Une innovation révolutionnaire dans le stockage de données pourrait transformer les appareils électroniques quotidiens. Une équipe de chercheurs a mis au point une technique plasma utilisant l’hydrogène fluoriné, doublant le taux de gravure des puces mémoire. Un pas de géant vers des dispositifs plus performants et compacts.
Un nouveau processus de gravure basé sur le plasma pourrait conduire à un stockage de données plus dense dans les téléphones, les appareils photo et les ordinateurs. Des chercheurs ont développé une technique à plasma d’hydrogène fluoré qui double le taux de gravure dans le processus de fabrication des puces mémoire flash 3D NAND.
Le stockage flash NAND standard est utilisé dans les cartes microSD, les clés USB et les disques à état solide dans les ordinateurs et les téléphones. Pour intégrer plus de gigaoctets dans des espaces plus petits, les constructeurs ont commencé à empiler verticalement les cellules mémoire dans un processus appelé NAND 3D.
Les avancées dans le NAND 3D ont poussé les conceptions de puces au-delà de 200 couches, des entreprises comme Micron, SK Hynix et Samsung visant déjà une technologie à 400 couches pour augmenter la densité de stockage. Cependant, un nombre de couches plus élevé entraîne également une plus grande complexité de fabrication. Un processus particulièrement exigeant est la gravure, qui nécessite de sculpter méticuleusement des trous précis, couche par couche, à travers des couches de silicate de silicium et de nitride de silicium alternées.
Des chercheurs de Lam Research, de l’Université du Colorado Boulder et du Princeton Plasma Physics Laboratory (PPPL) ont développé une nouvelle technique pour rationaliser ce processus. Elle utilise un plasma d’hydrogène fluoré cryogénique (à basse température) pour graver les trous. Dans les expériences, le taux de gravure a plus que doublé, passant de 310 nanomètres par minute avec l’ancienne méthode à 640 nm/min avec leur approche. Ils ont également constaté que les trous gravés étaient plus propres.

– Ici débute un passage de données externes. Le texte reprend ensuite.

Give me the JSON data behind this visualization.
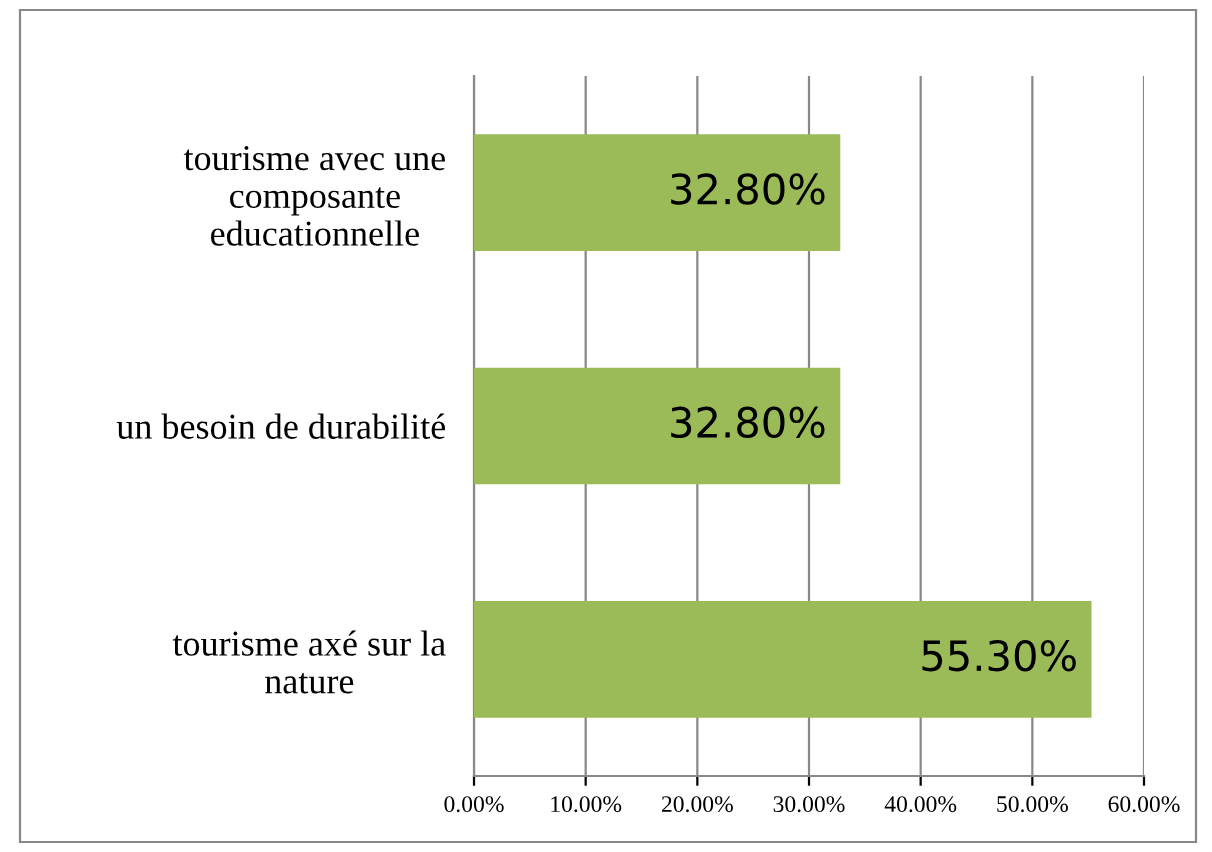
{
  "chart_data": {
    "type": "bar",
    "orientation": "horizontal",
    "categories": [
      "tourisme avec une\ncomposante\neducationnelle",
      "un besoin de durabilité",
      "tourisme axé sur la\nnature"
    ],
    "values": [
      32.8,
      32.8,
      55.3
    ],
    "value_labels": [
      "32.80%",
      "32.80%",
      "55.30%"
    ],
    "color": "#9bbb59",
    "xlim": [
      0,
      60
    ],
    "xticks": [
      {
        "value": 0,
        "label": "0.00%"
      },
      {
        "value": 10,
        "label": "10.00%"
      },
      {
        "value": 20,
        "label": "20.00%"
      },
      {
        "value": 30,
        "label": "30.00%"
      },
      {
        "value": 40,
        "label": "40.00%"
      },
      {
        "value": 50,
        "label": "50.00%"
      },
      {
        "value": 60,
        "label": "60.00%"
      }
    ],
    "grid": "x"
  }
}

Voyant des avantages, les chercheurs ont expérimenté l’ajout de quelques autres ingrédients à la recette du plasma d’hydrogène fluoré. Le trifluorure de phosphore a agi comme un boost nitreux pour la gravure du dioxyde de silicium, quadruplant son taux. Ils ont également testé le fluorosilicate d’ammonium. L’équipe a détaillé ses découvertes dans une étude publiée dans le Journal of Vacuum Science & Technology.
Bien que certains défis demeurent, la nouvelle technique pourrait surmonter un obstacle de fabrication significatif. Igor Kaganovich, un physicien de recherche principal au PPPL, a souligné que l’augmentation de la densité mémoire sera cruciale à mesure que les besoins en données augmentent avec l’adoption de l’IA.
Il est encore trop tôt pour dire si cela se traduira par des puces NAND moins chères ou plus denses pour les consommateurs. La technique doit encore prouver sa viabilité commerciale et être mise à l’échelle pour la production de masse. Même si les constructeurs adoptent le processus, rien ne garantit que les économies de coûts parviendront aux consommateurs.